If the tech companies are not able to build systems “for our people, then we will regulate, and we are ready to do this in the Digital Services Act at the end of the year”, he said.
The EU’s report said clear rules are needed to address “high-risk AI systems” such as those in health, policing or transport, which should be “transparent, traceable and guarantee human oversight”.
Other artificial intelligence systems could come with labels certifying that they are in line with EU standards.
Artificial intelligence uses computers to process large sets of data and make decisions without human input.
It is used, for example, to trade stocks in financial markets or, in some countries, to scan faces in crowds to find criminal suspects.
While it can be used to improve healthcare, make farming more efficient or combat climate change, it also brings risks.
It can be unclear what data artificial intelligence systems work off.
Facial recognition systems can be biased against certain social groups, for example.
There are also concerns about privacy and the use of the technology for criminal purposes, the report said.
Human-centred guidelines for AI are essential because “none of the positive things will be achieved if we distrust the technology”, said Margrethe Vestager, the executive vice president overseeing the EU’s digital strategy.
Under the proposals, which are open for public consultation until May 19, EU authorities want to be able to test and certify the data used by the algorithms that power artificial intelligence in the same way they check cosmetics, cars and toys.
It is important to use unbiased data to train high-risk artificial intelligence systems so they can avoid discrimination, the commission said.
Specifically, AI systems could be required to use data reflecting gender, ethnicity and “other possible grounds of prohibited discrimination.”
Other ideas include preserving data to help trace any problems and having AI systems clearly spell out their capabilities and limitations.

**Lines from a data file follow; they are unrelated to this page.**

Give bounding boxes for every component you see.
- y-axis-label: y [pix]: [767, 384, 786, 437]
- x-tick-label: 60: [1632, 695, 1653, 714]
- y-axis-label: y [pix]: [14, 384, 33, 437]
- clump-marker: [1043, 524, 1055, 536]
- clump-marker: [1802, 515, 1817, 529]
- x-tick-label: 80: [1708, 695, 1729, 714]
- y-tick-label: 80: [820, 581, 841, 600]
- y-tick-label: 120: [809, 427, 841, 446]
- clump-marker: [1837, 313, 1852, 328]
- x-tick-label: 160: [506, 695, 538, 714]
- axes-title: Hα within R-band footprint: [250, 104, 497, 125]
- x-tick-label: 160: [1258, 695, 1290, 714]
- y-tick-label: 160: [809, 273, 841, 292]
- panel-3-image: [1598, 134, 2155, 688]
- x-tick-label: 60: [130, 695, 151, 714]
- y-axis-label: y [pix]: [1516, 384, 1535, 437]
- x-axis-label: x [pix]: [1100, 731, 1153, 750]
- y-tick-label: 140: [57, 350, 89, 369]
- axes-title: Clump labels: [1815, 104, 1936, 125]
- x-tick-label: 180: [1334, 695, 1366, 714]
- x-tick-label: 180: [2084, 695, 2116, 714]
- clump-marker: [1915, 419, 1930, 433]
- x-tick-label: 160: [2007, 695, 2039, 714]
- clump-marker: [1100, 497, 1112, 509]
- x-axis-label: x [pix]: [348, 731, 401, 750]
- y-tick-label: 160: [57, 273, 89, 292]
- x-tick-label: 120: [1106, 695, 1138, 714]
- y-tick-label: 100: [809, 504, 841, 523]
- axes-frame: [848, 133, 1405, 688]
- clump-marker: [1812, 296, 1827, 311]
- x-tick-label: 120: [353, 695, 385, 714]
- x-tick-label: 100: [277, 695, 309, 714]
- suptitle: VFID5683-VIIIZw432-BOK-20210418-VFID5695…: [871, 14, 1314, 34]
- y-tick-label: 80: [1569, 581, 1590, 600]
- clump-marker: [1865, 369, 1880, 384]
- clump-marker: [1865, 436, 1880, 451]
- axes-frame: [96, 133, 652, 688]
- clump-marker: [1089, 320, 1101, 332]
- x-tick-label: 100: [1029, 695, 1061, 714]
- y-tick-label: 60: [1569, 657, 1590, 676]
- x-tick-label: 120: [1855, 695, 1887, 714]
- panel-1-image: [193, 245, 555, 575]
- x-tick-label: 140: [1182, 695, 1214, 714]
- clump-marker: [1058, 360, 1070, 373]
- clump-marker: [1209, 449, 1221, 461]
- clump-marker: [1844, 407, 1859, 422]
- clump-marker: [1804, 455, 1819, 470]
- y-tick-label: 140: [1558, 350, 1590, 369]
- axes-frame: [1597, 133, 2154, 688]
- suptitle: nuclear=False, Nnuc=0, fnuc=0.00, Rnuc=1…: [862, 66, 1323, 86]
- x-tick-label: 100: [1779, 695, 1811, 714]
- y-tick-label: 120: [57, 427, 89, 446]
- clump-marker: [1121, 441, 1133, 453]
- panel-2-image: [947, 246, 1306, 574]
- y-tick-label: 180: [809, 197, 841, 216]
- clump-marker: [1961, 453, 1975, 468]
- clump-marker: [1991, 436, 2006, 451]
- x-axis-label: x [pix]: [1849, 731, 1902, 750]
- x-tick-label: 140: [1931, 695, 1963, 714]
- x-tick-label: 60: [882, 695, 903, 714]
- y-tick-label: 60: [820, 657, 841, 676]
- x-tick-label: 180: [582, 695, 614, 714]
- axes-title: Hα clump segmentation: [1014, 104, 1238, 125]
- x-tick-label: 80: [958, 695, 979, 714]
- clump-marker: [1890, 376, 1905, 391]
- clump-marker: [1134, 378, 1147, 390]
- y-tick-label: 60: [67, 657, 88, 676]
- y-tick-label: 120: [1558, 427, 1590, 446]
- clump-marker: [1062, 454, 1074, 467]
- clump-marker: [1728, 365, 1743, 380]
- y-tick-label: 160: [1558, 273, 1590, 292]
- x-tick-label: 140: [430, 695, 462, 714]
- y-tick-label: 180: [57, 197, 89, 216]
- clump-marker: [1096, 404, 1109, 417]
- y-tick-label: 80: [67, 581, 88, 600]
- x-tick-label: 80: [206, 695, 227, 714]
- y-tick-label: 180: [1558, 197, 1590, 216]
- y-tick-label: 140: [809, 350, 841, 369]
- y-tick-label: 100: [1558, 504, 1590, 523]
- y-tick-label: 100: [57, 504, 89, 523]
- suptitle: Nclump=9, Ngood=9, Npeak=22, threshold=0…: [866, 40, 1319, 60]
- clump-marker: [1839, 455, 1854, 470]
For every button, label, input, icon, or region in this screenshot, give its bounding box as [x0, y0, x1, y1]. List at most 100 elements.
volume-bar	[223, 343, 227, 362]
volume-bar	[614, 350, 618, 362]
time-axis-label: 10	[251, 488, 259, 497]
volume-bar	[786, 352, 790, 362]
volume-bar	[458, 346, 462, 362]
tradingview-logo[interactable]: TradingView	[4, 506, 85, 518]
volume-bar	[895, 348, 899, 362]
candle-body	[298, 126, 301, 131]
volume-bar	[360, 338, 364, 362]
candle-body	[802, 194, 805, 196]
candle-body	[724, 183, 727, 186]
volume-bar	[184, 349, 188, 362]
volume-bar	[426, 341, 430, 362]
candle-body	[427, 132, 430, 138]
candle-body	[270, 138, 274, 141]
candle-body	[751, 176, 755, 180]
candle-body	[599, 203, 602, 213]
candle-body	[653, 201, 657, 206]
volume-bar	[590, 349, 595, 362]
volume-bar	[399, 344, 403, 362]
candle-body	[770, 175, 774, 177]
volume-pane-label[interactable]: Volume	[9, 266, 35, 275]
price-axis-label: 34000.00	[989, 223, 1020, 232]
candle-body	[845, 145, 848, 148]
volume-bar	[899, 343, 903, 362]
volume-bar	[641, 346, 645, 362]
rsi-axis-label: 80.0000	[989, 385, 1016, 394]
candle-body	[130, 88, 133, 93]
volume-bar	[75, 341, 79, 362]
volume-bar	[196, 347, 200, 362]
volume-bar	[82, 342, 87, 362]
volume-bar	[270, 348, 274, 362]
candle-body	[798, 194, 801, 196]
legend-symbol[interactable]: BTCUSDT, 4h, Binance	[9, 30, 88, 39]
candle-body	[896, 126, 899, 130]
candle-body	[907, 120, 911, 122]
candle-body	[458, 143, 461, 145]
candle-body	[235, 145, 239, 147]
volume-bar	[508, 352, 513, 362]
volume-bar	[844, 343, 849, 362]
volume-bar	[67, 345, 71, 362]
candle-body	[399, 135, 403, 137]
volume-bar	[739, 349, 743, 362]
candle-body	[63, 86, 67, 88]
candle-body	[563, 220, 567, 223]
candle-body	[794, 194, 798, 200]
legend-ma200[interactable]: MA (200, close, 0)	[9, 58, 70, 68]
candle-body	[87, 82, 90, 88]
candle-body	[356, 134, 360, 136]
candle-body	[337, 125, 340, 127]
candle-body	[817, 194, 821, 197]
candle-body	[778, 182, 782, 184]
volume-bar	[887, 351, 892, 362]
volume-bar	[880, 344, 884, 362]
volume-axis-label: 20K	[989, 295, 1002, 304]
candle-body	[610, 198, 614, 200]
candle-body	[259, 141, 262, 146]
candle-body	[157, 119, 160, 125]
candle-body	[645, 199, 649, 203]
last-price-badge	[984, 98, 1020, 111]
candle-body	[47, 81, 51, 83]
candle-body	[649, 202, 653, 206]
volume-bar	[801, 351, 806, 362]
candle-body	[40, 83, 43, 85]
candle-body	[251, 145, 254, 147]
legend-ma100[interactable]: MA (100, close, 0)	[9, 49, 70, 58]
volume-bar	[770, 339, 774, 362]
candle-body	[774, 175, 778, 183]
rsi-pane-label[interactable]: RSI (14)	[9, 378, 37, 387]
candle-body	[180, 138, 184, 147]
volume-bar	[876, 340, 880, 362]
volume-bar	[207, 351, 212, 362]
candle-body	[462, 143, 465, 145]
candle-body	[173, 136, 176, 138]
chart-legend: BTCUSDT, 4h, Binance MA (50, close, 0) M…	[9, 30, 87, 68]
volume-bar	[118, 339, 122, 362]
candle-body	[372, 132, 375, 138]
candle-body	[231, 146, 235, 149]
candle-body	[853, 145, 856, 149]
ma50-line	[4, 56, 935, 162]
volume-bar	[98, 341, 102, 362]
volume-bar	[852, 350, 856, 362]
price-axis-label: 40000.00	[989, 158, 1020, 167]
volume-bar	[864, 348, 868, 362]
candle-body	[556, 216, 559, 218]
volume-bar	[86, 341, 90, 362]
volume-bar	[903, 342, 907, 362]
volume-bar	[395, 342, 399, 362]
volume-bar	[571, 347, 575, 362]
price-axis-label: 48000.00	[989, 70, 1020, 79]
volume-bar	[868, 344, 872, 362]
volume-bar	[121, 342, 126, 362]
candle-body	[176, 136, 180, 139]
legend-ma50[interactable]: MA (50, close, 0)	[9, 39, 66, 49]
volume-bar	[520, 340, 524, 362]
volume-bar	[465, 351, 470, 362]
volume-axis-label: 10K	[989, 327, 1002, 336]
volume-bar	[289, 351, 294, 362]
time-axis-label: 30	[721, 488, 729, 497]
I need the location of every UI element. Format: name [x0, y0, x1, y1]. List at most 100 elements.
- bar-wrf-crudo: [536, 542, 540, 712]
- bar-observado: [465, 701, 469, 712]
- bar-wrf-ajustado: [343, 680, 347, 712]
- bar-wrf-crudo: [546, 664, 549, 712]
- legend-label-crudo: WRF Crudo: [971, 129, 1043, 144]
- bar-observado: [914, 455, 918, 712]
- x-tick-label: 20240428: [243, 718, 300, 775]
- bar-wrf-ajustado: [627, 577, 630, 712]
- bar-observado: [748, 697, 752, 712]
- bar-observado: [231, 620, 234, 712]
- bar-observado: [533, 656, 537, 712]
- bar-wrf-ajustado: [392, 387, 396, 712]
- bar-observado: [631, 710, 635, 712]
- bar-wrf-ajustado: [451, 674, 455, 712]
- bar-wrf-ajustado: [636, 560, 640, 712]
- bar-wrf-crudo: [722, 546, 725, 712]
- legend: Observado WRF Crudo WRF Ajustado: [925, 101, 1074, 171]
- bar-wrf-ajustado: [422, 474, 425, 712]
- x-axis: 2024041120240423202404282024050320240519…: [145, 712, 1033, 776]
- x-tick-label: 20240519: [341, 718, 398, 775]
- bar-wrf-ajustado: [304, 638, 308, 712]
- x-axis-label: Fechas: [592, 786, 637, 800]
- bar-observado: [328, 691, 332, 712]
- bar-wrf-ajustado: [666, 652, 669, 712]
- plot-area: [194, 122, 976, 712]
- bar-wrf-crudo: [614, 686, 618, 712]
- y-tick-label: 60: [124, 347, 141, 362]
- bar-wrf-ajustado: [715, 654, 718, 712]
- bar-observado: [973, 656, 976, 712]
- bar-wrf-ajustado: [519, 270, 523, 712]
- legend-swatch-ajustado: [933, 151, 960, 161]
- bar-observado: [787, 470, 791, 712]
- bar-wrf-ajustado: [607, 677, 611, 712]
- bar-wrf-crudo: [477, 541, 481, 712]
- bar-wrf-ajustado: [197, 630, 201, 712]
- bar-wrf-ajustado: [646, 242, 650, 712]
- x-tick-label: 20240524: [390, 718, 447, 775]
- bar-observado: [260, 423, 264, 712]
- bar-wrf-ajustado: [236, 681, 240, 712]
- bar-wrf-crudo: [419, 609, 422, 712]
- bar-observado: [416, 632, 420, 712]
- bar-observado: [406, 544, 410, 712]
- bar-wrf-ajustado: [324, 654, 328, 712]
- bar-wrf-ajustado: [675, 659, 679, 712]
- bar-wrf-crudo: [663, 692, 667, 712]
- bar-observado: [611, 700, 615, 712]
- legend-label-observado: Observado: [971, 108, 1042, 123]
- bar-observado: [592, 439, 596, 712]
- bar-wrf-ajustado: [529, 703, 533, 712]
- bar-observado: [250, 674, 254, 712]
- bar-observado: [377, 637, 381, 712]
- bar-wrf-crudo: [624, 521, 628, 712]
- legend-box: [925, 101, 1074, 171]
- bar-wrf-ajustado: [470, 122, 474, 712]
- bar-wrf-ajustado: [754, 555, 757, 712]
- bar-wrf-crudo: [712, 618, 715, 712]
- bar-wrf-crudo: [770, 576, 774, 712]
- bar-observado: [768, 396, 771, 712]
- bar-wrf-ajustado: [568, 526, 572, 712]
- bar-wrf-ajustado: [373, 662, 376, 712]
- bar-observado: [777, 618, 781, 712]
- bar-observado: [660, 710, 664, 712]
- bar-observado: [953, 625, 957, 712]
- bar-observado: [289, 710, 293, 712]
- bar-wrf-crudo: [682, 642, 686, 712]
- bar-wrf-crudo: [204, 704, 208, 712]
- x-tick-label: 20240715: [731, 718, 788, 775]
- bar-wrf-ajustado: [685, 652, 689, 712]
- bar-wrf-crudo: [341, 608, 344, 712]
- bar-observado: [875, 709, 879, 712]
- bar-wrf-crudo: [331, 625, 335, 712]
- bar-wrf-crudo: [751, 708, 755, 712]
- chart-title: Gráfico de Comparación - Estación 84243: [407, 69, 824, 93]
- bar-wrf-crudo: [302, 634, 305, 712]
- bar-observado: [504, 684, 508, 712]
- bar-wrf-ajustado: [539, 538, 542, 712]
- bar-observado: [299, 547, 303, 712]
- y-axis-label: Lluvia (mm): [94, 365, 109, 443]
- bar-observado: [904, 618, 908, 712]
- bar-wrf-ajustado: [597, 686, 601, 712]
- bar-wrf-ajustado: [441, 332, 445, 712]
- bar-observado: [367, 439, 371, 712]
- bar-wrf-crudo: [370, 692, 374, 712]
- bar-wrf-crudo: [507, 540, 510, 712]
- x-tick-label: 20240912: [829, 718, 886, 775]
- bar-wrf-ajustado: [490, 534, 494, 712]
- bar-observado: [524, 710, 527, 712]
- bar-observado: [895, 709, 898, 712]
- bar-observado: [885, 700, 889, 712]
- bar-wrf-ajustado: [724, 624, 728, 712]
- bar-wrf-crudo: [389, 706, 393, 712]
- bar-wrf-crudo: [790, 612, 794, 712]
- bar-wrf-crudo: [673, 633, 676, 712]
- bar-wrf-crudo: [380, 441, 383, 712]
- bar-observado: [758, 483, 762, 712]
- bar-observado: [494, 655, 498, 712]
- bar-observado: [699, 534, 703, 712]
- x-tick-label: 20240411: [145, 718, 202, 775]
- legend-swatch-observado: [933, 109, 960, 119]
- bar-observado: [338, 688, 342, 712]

Users should be told when they are interacting with a machine and not a human, while humans should be in charge of the system and have the final say on decisions such as rejecting an application for welfare benefits, the report said.
EU leaders said they also wanted to open a debate on when to allow facial recognition in remote identification systems, which are used to scan crowds to check people’s faces against those on a database.
It is considered the “most intrusive form” of the technology and is prohibited in the EU except in special cases.